Dovetailing last week’s decision by the European General Court that Iran’s Bank Mellat be removed from the European Union’s sanctions list (see last week’s entry on this blog), the court on Tuesday declared that Bank Saderat should similarly be removed. Reports emerged today that the Court opined that the EU did not have enough evidence to support the position that Bank Saderat is involved in Iran’s alleged pursuit of nuclear weapons. Notably Bank Saderat is considered Iran’s largest bank.
Is everything back to normal? No. Saderat is not off the hook. Reports say that the EU have two months to appeal, and it remains whether there any over-arching EU regulations prohibiting the actions of Iranian banks would still put a damper on Saderat’s ability to transact business in the European Union. That said, if for some reason Bank Saderat is allowed to once again operate effectively in Europe it could enable Iran to purchase necessary goods and can also fuel personal transfers to and from Iran, such as family remittances, etc. By removing a barrier to entry for funds transfer in Iran the EU could also be indirectly fueling the rapid decline of the Rial’s value.

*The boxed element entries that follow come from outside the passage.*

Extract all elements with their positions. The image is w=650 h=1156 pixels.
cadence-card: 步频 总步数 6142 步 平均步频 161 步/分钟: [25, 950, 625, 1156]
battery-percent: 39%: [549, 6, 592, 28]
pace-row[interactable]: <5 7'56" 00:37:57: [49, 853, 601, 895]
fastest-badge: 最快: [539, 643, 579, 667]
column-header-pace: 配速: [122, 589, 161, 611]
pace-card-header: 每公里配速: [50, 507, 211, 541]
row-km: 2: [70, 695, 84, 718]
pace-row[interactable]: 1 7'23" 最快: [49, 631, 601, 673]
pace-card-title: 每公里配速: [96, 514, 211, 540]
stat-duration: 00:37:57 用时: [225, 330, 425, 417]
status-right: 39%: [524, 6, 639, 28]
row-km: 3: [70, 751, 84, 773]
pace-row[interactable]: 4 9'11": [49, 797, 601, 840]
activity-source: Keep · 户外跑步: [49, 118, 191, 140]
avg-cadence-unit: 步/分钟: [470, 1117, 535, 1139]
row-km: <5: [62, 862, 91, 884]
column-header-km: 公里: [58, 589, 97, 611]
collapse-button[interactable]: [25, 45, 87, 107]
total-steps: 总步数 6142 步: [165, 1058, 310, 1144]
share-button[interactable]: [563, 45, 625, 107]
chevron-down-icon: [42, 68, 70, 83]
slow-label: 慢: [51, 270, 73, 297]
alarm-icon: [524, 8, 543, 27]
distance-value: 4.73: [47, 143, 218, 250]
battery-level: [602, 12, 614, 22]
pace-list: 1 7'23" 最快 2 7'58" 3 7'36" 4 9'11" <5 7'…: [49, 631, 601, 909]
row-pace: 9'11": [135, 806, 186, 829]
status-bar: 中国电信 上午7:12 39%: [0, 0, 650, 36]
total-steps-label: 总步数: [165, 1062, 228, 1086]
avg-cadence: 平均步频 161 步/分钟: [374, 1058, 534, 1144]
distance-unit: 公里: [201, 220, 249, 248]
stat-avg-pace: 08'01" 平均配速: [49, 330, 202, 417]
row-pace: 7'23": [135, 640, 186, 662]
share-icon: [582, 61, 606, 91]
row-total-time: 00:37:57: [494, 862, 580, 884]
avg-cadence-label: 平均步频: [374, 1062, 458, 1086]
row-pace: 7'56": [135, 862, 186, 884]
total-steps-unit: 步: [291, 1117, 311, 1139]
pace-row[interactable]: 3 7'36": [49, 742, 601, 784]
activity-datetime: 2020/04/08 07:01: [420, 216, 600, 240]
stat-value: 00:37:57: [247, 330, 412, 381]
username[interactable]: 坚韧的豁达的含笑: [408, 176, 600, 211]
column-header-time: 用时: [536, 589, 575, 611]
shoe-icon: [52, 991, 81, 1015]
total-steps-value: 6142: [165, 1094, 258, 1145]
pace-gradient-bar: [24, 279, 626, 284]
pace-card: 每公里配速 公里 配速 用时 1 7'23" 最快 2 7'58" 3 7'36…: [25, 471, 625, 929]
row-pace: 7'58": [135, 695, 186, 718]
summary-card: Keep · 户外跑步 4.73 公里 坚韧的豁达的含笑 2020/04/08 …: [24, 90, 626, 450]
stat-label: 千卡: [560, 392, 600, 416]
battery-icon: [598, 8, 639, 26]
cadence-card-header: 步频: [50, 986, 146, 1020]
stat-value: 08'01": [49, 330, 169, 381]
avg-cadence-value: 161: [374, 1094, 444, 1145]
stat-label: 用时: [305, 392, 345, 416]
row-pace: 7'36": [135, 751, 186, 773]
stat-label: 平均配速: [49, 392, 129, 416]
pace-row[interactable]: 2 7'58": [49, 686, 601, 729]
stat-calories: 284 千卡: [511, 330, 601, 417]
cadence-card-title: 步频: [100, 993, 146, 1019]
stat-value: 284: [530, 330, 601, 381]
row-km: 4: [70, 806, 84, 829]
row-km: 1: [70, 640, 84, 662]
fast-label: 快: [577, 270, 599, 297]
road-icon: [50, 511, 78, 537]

In other news, the Office of Foreign Assets Control (OFAC) today announced that a number of Iranian entities such as the Islamic Republic of Iran Broadcasting (IRIB), the head of the IRIB, and the Iranian Cyber Police were added to the Specially Designated Nationals (SDN) list. OFAC also published a guideline on issues related to rendering humanitarian assistance to Iran. This is arguably a very necessary document as the industry is wrought with misunderstanding about what laws do and do permit, preventing a number of [legally authorized] transactions from taking place due to overly cautious private sector entities who either don’t know the law, don’t care to parse through the law, or are just afraid of anything related to Iran.